Tumors grow very rapidly, and consequently, have a very high DNA replication rate to face the constant cell divisions. For this reason, many anti-tumoral treatments have focused on reducing the synthesis of nucleotides, the DNA building blocks, to avoid genome replication, and therefore cell division. However, an IDIBELL group has just published in the EMBO journal, that the lack of nucleotides affects the step before DNA replication, when newly synthesized proteins are necessary to progress through this step, and consequently, that it could be a target for future cancer treatments.
Approximately 80% of the cellular nucleotides are incorporated in ribosomes, the machinery responsible for synthesizing new proteins, and only ~15% will become part of DNA. As to replicate a tumor cell must synthesize all the proteins necessary for its replication, it will need to synthesize new ribosomes to carry out this action, which will require nucleotides. The Metabolism and Cancer group of the Bellvitge Biomedical Research Institute (IDIBELL) has described that the process of ribosome biogenesis (synthesis of new ribosomes) can detect a drop in nucleotide levels and halt cell division before the DNA replication phase starts. “This appears to be an important checkpoint mechanism,” says Joffrey Pelletier, first author of the paper, and adds, “this mechanism avoids that cell replicates DNA in a transient low nucleotide situation, which could end with DNA damage”. Paradoxically, if the lack of nucleotides persists, the cell can lose this control mechanism and will initiate the replication phase, although this will be slow and inaccurate, causing DNA damage and genomic instability.
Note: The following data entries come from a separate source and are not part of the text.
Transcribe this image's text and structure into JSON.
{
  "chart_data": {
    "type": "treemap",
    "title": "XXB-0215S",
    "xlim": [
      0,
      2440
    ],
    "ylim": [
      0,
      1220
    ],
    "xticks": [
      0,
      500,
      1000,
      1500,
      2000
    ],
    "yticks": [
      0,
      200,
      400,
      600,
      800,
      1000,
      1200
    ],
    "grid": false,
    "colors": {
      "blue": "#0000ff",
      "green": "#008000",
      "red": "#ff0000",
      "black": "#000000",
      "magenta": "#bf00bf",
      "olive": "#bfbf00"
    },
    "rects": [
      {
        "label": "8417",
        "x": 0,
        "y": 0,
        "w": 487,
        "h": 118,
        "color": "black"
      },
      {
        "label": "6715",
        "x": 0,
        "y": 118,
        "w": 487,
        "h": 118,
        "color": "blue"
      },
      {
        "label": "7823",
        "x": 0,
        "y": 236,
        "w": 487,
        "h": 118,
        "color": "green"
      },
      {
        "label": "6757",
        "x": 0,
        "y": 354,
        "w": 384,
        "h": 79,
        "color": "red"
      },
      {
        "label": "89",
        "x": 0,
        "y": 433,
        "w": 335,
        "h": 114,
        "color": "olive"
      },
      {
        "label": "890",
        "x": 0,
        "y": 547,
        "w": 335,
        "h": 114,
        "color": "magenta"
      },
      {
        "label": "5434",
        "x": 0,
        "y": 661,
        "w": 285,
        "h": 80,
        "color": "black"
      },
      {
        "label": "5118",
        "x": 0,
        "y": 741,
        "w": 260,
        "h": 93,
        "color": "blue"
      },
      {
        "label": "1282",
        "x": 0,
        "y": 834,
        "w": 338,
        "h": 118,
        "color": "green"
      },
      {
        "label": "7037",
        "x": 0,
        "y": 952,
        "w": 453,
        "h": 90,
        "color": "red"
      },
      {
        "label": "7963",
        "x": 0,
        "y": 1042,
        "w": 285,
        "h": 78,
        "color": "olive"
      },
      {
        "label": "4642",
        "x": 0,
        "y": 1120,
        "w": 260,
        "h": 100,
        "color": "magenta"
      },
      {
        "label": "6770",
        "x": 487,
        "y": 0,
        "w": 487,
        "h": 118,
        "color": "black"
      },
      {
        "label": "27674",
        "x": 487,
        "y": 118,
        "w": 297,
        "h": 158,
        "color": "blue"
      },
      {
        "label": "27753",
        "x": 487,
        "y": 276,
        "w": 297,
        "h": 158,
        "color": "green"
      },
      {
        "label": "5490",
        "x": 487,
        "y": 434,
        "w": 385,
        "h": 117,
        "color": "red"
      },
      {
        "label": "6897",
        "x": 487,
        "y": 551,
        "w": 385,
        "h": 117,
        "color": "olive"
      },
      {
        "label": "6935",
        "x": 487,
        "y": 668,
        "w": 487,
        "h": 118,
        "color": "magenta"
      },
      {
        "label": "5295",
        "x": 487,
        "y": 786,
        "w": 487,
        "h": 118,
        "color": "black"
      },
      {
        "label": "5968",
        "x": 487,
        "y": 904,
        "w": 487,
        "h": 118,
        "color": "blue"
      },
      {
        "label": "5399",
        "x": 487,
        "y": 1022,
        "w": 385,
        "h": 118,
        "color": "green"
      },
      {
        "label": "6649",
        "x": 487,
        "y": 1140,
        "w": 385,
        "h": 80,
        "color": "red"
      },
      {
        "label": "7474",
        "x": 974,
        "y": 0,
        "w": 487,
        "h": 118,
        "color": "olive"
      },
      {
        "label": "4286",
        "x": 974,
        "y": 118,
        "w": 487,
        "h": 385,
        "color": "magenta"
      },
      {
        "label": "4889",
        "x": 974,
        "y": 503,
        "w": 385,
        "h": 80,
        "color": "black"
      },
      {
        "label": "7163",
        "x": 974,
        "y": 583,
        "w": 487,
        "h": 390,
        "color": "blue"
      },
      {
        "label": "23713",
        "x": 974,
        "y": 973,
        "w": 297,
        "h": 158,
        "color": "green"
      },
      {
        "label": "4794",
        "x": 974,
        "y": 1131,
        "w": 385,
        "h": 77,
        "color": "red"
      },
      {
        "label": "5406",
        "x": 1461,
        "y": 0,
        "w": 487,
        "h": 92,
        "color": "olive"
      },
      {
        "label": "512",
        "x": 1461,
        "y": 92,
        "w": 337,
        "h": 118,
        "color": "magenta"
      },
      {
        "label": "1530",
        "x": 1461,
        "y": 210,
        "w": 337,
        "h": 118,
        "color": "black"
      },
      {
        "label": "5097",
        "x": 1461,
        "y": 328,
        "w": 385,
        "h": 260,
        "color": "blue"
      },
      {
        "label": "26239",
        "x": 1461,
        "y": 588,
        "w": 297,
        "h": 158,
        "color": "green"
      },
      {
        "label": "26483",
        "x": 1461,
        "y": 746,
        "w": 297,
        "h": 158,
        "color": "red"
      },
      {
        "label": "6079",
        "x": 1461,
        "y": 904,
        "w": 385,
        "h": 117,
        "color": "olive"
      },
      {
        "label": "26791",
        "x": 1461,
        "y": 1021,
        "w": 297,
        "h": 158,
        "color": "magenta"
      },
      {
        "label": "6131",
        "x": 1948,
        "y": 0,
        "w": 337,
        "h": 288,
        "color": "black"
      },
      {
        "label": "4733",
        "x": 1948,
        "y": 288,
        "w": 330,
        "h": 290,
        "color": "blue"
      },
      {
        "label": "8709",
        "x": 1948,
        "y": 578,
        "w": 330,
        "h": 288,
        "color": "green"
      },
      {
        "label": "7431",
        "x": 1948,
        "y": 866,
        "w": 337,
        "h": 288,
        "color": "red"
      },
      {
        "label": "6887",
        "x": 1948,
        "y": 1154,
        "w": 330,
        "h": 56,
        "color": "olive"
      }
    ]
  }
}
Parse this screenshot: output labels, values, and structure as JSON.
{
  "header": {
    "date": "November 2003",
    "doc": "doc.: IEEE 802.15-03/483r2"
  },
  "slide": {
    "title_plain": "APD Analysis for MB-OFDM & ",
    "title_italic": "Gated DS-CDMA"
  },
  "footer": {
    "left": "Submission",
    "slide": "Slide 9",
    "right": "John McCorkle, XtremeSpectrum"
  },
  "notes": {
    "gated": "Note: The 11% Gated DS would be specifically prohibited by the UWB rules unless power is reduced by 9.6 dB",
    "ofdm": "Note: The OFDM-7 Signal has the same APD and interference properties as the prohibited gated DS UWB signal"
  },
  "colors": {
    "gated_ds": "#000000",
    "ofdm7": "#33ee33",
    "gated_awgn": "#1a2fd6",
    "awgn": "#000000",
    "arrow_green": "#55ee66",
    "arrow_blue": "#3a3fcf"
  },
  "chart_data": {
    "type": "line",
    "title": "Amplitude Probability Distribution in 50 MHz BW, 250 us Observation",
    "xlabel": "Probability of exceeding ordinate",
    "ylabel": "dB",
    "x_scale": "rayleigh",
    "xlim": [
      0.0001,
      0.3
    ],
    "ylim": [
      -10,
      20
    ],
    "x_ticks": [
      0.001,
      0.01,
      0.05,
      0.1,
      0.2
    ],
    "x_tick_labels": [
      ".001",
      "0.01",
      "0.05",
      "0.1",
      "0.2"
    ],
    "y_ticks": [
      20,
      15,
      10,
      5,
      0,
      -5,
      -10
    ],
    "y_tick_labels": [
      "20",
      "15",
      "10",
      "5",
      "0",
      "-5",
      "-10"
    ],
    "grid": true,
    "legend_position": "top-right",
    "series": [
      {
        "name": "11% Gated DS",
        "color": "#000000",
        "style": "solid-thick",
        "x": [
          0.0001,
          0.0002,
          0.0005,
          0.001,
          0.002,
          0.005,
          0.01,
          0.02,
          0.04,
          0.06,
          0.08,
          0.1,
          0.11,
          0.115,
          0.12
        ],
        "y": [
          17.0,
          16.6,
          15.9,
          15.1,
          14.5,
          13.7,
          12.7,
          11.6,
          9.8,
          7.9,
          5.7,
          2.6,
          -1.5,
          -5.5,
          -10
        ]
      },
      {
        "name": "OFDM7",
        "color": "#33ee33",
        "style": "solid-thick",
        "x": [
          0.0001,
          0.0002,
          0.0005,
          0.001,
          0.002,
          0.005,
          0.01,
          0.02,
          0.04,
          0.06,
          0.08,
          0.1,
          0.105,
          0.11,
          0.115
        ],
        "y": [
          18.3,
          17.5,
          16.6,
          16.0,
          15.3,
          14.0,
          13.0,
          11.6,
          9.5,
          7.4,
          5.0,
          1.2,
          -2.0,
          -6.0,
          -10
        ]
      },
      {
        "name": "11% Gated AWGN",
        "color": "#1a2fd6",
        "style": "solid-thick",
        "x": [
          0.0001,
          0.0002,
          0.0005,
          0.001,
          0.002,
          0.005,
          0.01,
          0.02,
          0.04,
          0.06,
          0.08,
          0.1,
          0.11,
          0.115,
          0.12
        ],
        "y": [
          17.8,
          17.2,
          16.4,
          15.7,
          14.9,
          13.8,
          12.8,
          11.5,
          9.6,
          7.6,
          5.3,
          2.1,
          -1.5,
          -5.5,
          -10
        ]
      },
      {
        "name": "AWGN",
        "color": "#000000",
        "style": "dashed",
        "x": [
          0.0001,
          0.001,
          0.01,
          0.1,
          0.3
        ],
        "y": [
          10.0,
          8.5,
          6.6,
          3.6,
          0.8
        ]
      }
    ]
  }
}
The proposal for a new anti-tumorigenic target
To reduce nucleotide reserves, the authors combine genetic and pharmacological models to inhibit the action of the enzyme IMPDH, a limiting enzyme in nucleotide synthesis. Their results show that the inhibition of this enzyme prevents DNA replication. The study also shows that at high level of inhibition of the same enzyme, the cell can lose this checkpoint and replication is allowed. Thus defining the dosage employed would be important for applying the drug clinically.
This study has been carried out thanks to the collaboration with the group of Ramón Salazar (OncoBell, ICO, Barcelona), Óscar Yanes (IISPV, CIBERDEM, Tarragona) and Neus Agell (IDIBAPS, Barcelona).